Let $0< \delta ,\varepsilon <1$, $M \ge 2$, $1 \le {\tilde{r}} \le r \le N$ and ${\mathbf {M}} = (M_1,\ldots ,M_r)$ and ${\mathbf {s}} = (s_1,\ldots ,s_r)$ be sparsity levels and local sparsities, respectively, where $s = s_1+\cdots +s_r \ge 2$ and $M_r = M$. Let ${\varOmega }$ be an $({\mathbf {N}},{\mathbf {m}})$-multilevel random subsampling pattern with r levels and saturation ${\tilde{r}}$, and $N = N_r$. Suppose that N, M are such that $P_N U P_M$ is full rank, where U is as in (8.1) and consider the matrix A given by (8.4). If

$$\begin{aligned} m_k \gtrsim \delta ^{-2} \cdot {\left\| G^{-1}\right\| }^2_{\ell ^2} \cdot \left( \sum ^{r}_{k=1} s_k \mu \left( U^{(k,l)} \right) \right) \cdot L,\qquad k = {\tilde{r}}+1,\ldots ,r, \end{aligned}$$

where

$$\begin{aligned} L = r \cdot \log (m)\cdot \log ^2(s) \cdot \log (N) + \log (\varepsilon ^{-1}), \end{aligned}$$

then, with probability at least $1-\varepsilon $, A satisfies the G-RIPL of order $({\mathbf {s}},{\mathbf {M}})$ with constant $\delta _{{\mathbf {s}},{\mathbf {M}},G} \le \delta $ and G given by $G = \sqrt{P_M U^* P_N U P_M}$.

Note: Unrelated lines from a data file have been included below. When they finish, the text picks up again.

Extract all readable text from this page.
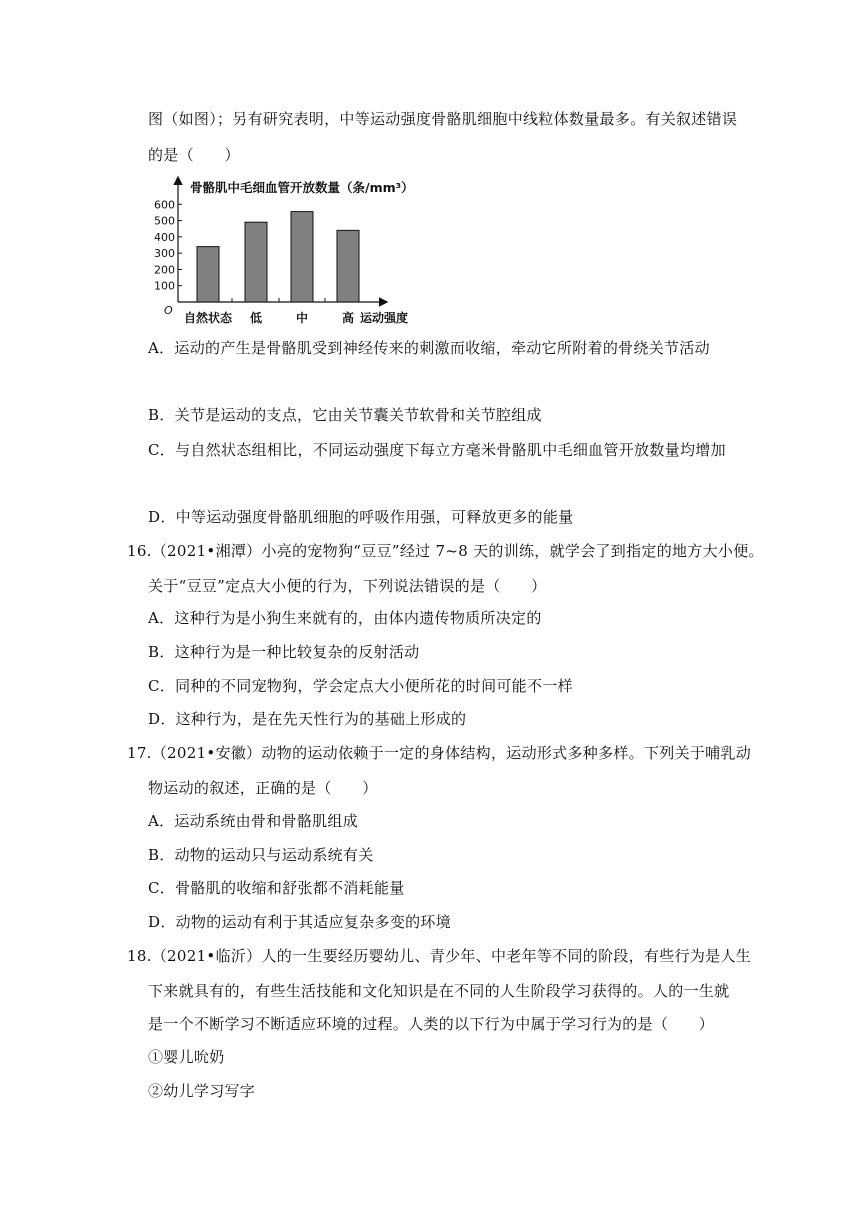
图（如图）；另有研究表明，中等运动强度骨骼肌细胞中线粒体数量最多。有关叙述错误
的是（　　）
骨骼肌中毛细血管开放数量（条/mm³）
O
运动强度
100
200
300
400
500
600
自然状态 低	中	高
A．运动的产生是骨骼肌受到神经传来的刺激而收缩，牵动它所附着的骨绕关节活动
B．关节是运动的支点，它由关节囊关节软骨和关节腔组成
C．与自然状态组相比，不同运动强度下每立方毫米骨骼肌中毛细血管开放数量均增加
D．中等运动强度骨骼肌细胞的呼吸作用强，可释放更多的能量
16.（2021•湘潭）小亮的宠物狗“豆豆”经过 7~8 天的训练，就学会了到指定的地方大小便。
关于“豆豆”定点大小便的行为，下列说法错误的是（　　）
A．这种行为是小狗生来就有的，由体内遗传物质所决定的
B．这种行为是一种比较复杂的反射活动
C．同种的不同宠物狗，学会定点大小便所花的时间可能不一样
D．这种行为，是在先天性行为的基础上形成的
17.（2021•安徽）动物的运动依赖于一定的身体结构，运动形式多种多样。下列关于哺乳动
物运动的叙述，正确的是（　　）
A．运动系统由骨和骨骼肌组成
B．动物的运动只与运动系统有关
C．骨骼肌的收缩和舒张都不消耗能量
D．动物的运动有利于其适应复杂多变的环境
18.（2021•临沂）人的一生要经历婴幼儿、青少年、中老年等不同的阶段，有些行为是人生
下来就具有的，有些生活技能和文化知识是在不同的人生阶段学习获得的。人的一生就
是一个不断学习不断适应环境的过程。人类的以下行为中属于学习行为的是（　　）
①婴儿吮奶
②幼儿学习写字
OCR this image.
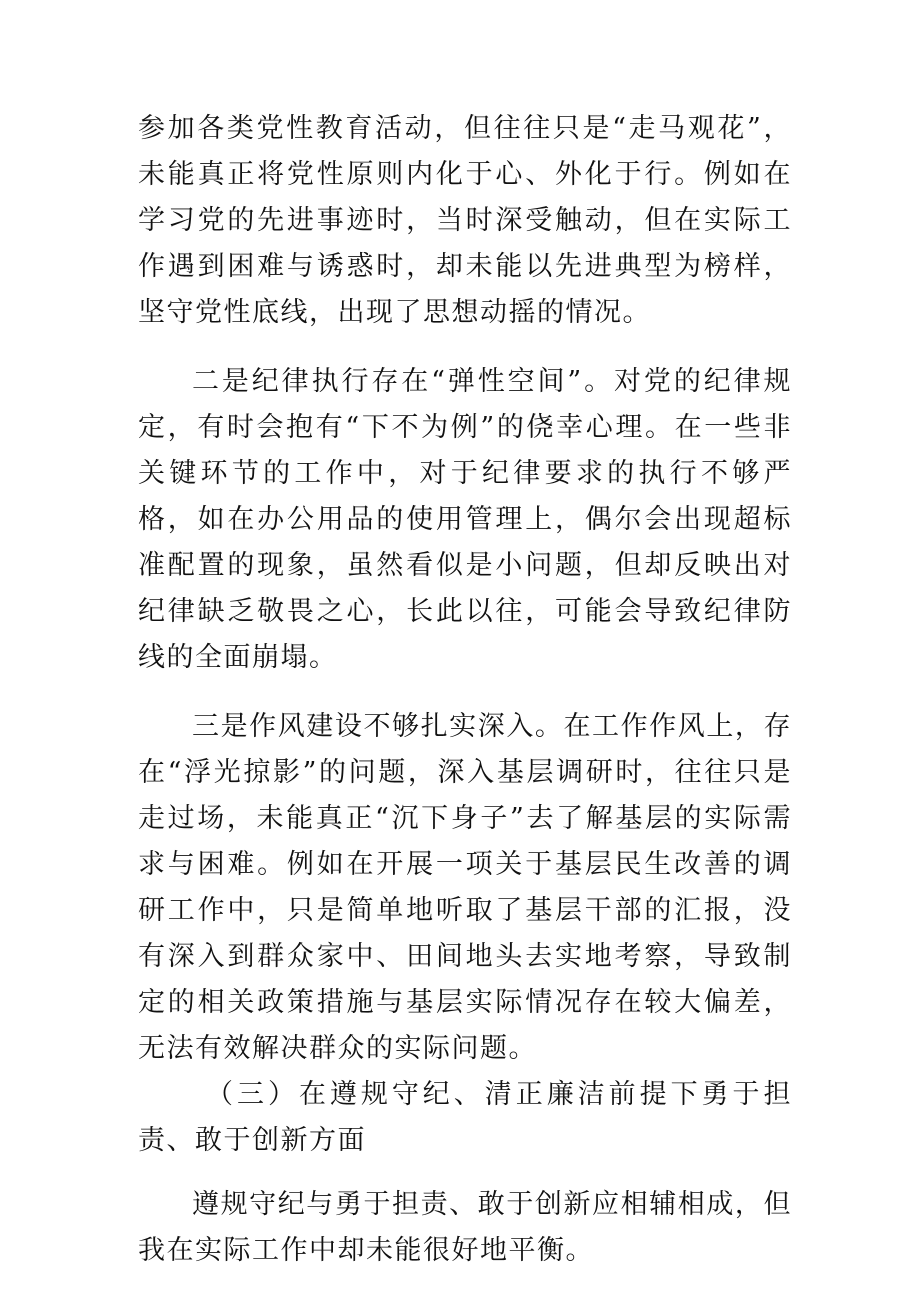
参加各类党性教育活动，但往往只是“走马观花”，未能真正将党性原则内化于心、外化于行。例如在学习党的先进事迹时，当时深受触动，但在实际工作遇到困难与诱惑时，却未能以先进典型为榜样，坚守党性底线，出现了思想动摇的情况。

二是纪律执行存在“弹性空间”。对党的纪律规定，有时会抱有“下不为例”的侥幸心理。在一些非关键环节的工作中，对于纪律要求的执行不够严格，如在办公用品的使用管理上，偶尔会出现超标准配置的现象，虽然看似是小问题，但却反映出对纪律缺乏敬畏之心，长此以往，可能会导致纪律防线的全面崩塌。

三是作风建设不够扎实深入。在工作作风上，存在“浮光掠影”的问题，深入基层调研时，往往只是走过场，未能真正“沉下身子”去了解基层的实际需求与困难。例如在开展一项关于基层民生改善的调研工作中，只是简单地听取了基层干部的汇报，没有深入到群众家中、田间地头去实地考察，导致制定的相关政策措施与基层实际情况存在较大偏差，无法有效解决群众的实际问题。

（三）在遵规守纪、清正廉洁前提下勇于担责、敢于创新方面

遵规守纪与勇于担责、敢于创新应相辅相成，但我在实际工作中却未能很好地平衡。
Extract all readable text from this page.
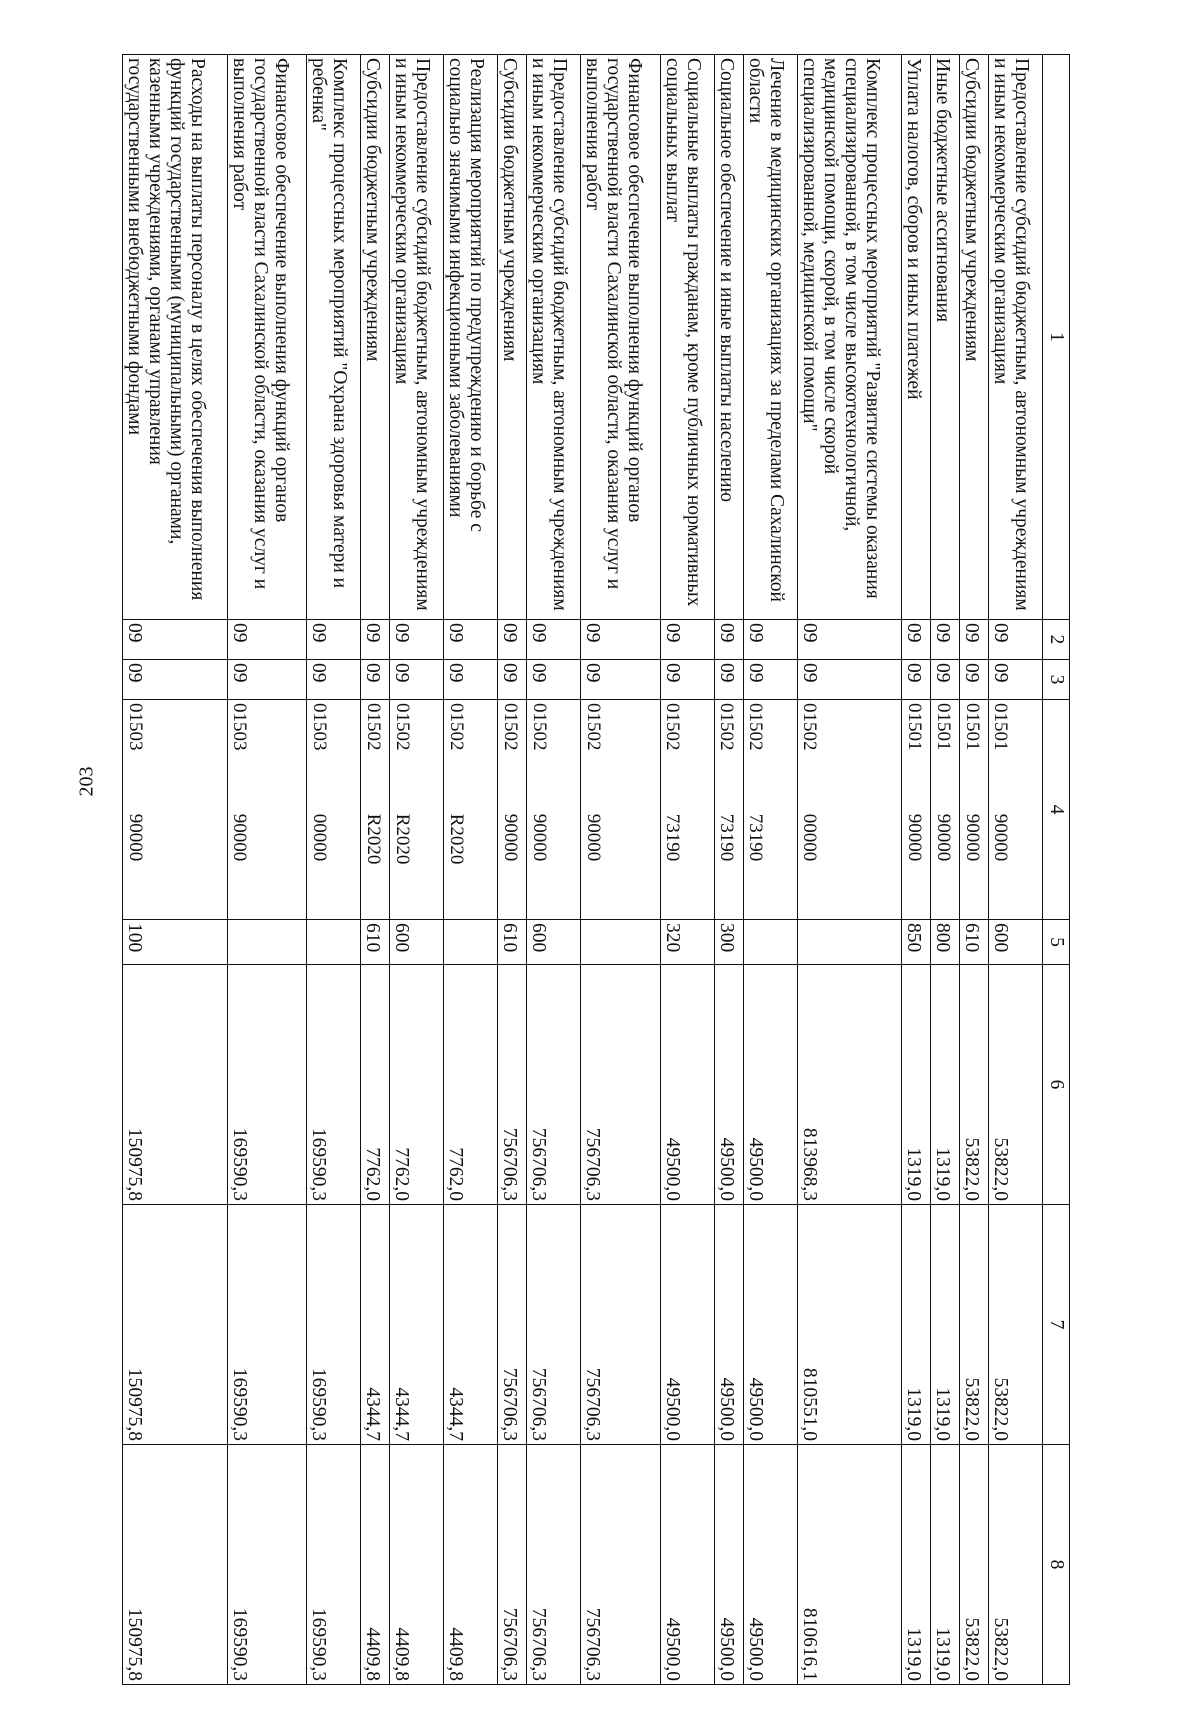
203
1	2	3	4	5	6	7	8
Предоставление субсидий бюджетным, автономным учреждениям и иным некоммерческим организациям	09	09	0150190000	600	53822,0	53822,0	53822,0
Субсидии бюджетным учреждениям	09	09	0150190000	610	53822,0	53822,0	53822,0
Иные бюджетные ассигнования	09	09	0150190000	800	1319,0	1319,0	1319,0
Уплата налогов, сборов и иных платежей	09	09	0150190000	850	1319,0	1319,0	1319,0
Комплекс процессных мероприятий "Развитие системы оказания специализированной, в том числе высокотехнологичной, медицинской помощи, скорой, в том числе скорой специализированной, медицинской помощи"	09	09	0150200000		813968,3	810551,0	810616,1
Лечение в медицинских организациях за пределами Сахалинской области	09	09	0150273190		49500,0	49500,0	49500,0
Социальное обеспечение и иные выплаты населению	09	09	0150273190	300	49500,0	49500,0	49500,0
Социальные выплаты гражданам, кроме публичных нормативных социальных выплат	09	09	0150273190	320	49500,0	49500,0	49500,0
Финансовое обеспечение выполнения функций органов государственной власти Сахалинской области, оказания услуг и выполнения работ	09	09	0150290000		756706,3	756706,3	756706,3
Предоставление субсидий бюджетным, автономным учреждениям и иным некоммерческим организациям	09	09	0150290000	600	756706,3	756706,3	756706,3
Субсидии бюджетным учреждениям	09	09	0150290000	610	756706,3	756706,3	756706,3
Реализация мероприятий по предупреждению и борьбе с социально значимыми инфекционными заболеваниями	09	09	01502R2020		7762,0	4344,7	4409,8
Предоставление субсидий бюджетным, автономным учреждениям и иным некоммерческим организациям	09	09	01502R2020	600	7762,0	4344,7	4409,8
Субсидии бюджетным учреждениям	09	09	01502R2020	610	7762,0	4344,7	4409,8
Комплекс процессных мероприятий "Охрана здоровья матери и ребенка"	09	09	0150300000		169590,3	169590,3	169590,3
Финансовое обеспечение выполнения функций органов государственной власти Сахалинской области, оказания услуг и выполнения работ	09	09	0150390000		169590,3	169590,3	169590,3
Расходы на выплаты персоналу в целях обеспечения выполнения функций государственными (муниципальными) органами, казенными учреждениями, органами управления государственными внебюджетными фондами	09	09	0150390000	100	150975,8	150975,8	150975,8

In order to establish Theorem 9.1, we next show that the G-RIPL implies stable and robust recovery. To do so, we first introduce the following generalization of the so-called robust Null Space Property (rNSP):

Definition 10

Let ${\mathbf {M}} = (M_1,\ldots ,M_r)$ be sparsity levels, ${\mathbf {s}} = (s_1,\ldots ,s_r)$ be local sparsities and $w \in {\mathbb {C}}^{M}$ be positive weights, where $M = M_r$. A matrix $A \in {\mathbb {C}}^{m \times M}$ has the weighted robust null space property in levels (weighted rNSPL) of order $({\mathbf {s}},{\mathbf {M}})$ with constants $0< \rho < 1$ and $\gamma > 0$ if

$$\begin{aligned} {\left\| P_{{\varDelta }} x\right\| }_{\ell ^2} \le \frac{\rho {\left\| P^{\perp }_{{\varDelta }} x\right\| }_{\ell ^1_w}}{\sqrt{|{\varDelta }|_w}} + \gamma {\left\| A x\right\| }_{\ell ^2}, \end{aligned}$$

for all $x \in {\mathbb {C}}^M$ and ${\varDelta }\in D_{{\mathbf {s}},{\mathbf {M}}}$.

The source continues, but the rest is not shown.